I'm reeling. There are turning out to be more reasons to stay slim (or at least below the BMI 30 level) than there are flavours in a sweetie selection box.
There have always been loads of reasons to not let yourself go into the elasticated waistband zone. Being able to buy clothes off the peg is one; ditto a reasonable level of physical gung-ho-ness; the fact that the world is bigoted against fat people is a problem no-one wants to share an aeroplane seat with; and of course there are loads of health reasons.
Here's a fine illustration of how fat can weigh you down: in the second-to-last episode of Biggest Loser SA, the remaining contestants had to hold up weights equivalent to the amount of weight they'd each lost during the course of the show (see DietDoc's take on the exercise). How they sweated and strained to hold up what was, just a few weeks earlier, part of their own bodies!
But what's got me jumpy today is a study which reveals that fat makes you lose your marbles.
It turns out that if you have a jiggle-belly in middle age, you're much more likely to get dementia in old age. Not just a little bit more likely: a full 360 percent more likely.

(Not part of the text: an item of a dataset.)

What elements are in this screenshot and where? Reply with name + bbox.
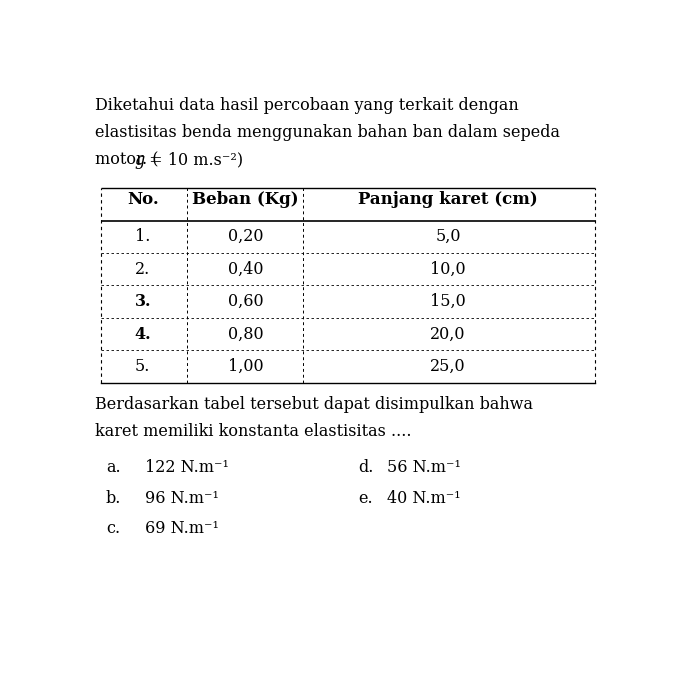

As if it's not enough that obesity makes you more susceptible to heart disease and various cancers – now it turns out that even your brain takes strain.

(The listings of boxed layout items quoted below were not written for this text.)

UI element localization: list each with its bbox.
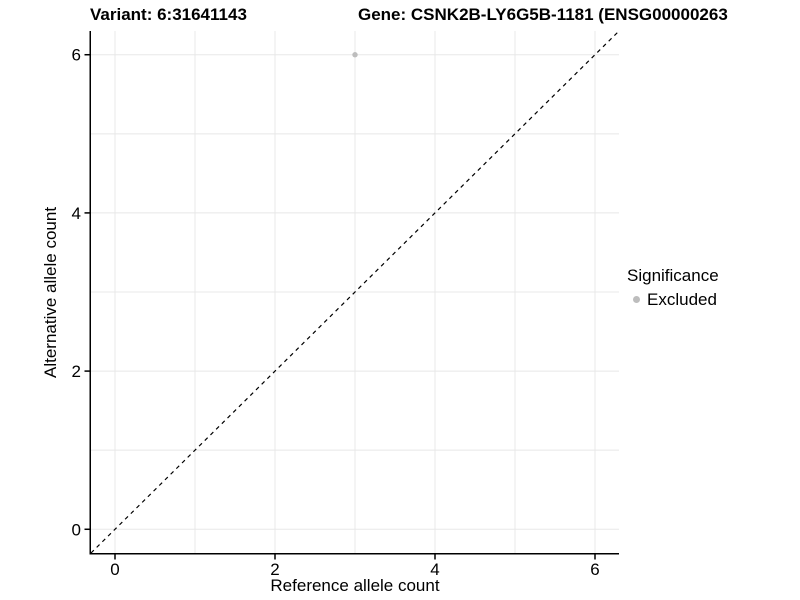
x-tick-label: 4 <box>430 560 439 579</box>
legend-item-label: Excluded <box>647 290 717 309</box>
legend: Significance Excluded <box>627 265 719 310</box>
legend-point-icon <box>632 296 640 303</box>
y-tick-label: 2 <box>72 362 81 381</box>
x-tick-label: 0 <box>110 560 119 579</box>
legend-key <box>629 293 643 307</box>
y-tick-label: 0 <box>72 520 81 539</box>
legend-item: Excluded <box>627 289 719 310</box>
identity-line <box>90 30 620 554</box>
x-tick-label: 2 <box>270 560 279 579</box>
legend-title: Significance <box>627 266 719 285</box>
y-tick-label: 4 <box>72 204 81 223</box>
x-axis-title: Reference allele count <box>270 576 440 595</box>
variant-title: Variant: 6:31641143 <box>90 5 247 24</box>
y-tick-label: 6 <box>72 46 81 65</box>
gene-title: Gene: CSNK2B-LY6G5B-1181 (ENSG00000263 <box>358 5 728 24</box>
x-tick-label: 6 <box>590 560 599 579</box>
data-point <box>352 52 358 58</box>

But it's also true that obesity isn't simply a function of energy in/energy out (as naturally slim people like to sneer). 'Obesity isn't rocket science,' says Canadian specialist Dr Diane Finegood, exploring some of the reasons behind the worldwide obesity epidemic: 'It's a lot more complex.'
Health24 writer Carine van Rooyen tells us that around 17 percent of South African children are overweight or obese, and that undernutrition in poverty-stricken households – rather than eating too much – appears to be one of the issues behind this. Tell that to the 'just eat less' brigade.
It turns out pets are also suffering (though this is probably limited to wealthier households): at the Pets Obesity Epidemic Conference in London last month, attendees reported that pet owners' weight made it difficult for vets to serve their four-legged patients properly: '80 percent of delegates admitted they were reluctant to mention pet obesity and its dangers for fear of offending the owners about their own weight'.
Oy. This is going to have to be the year of cleaning up, for you and your family, right down to the dog.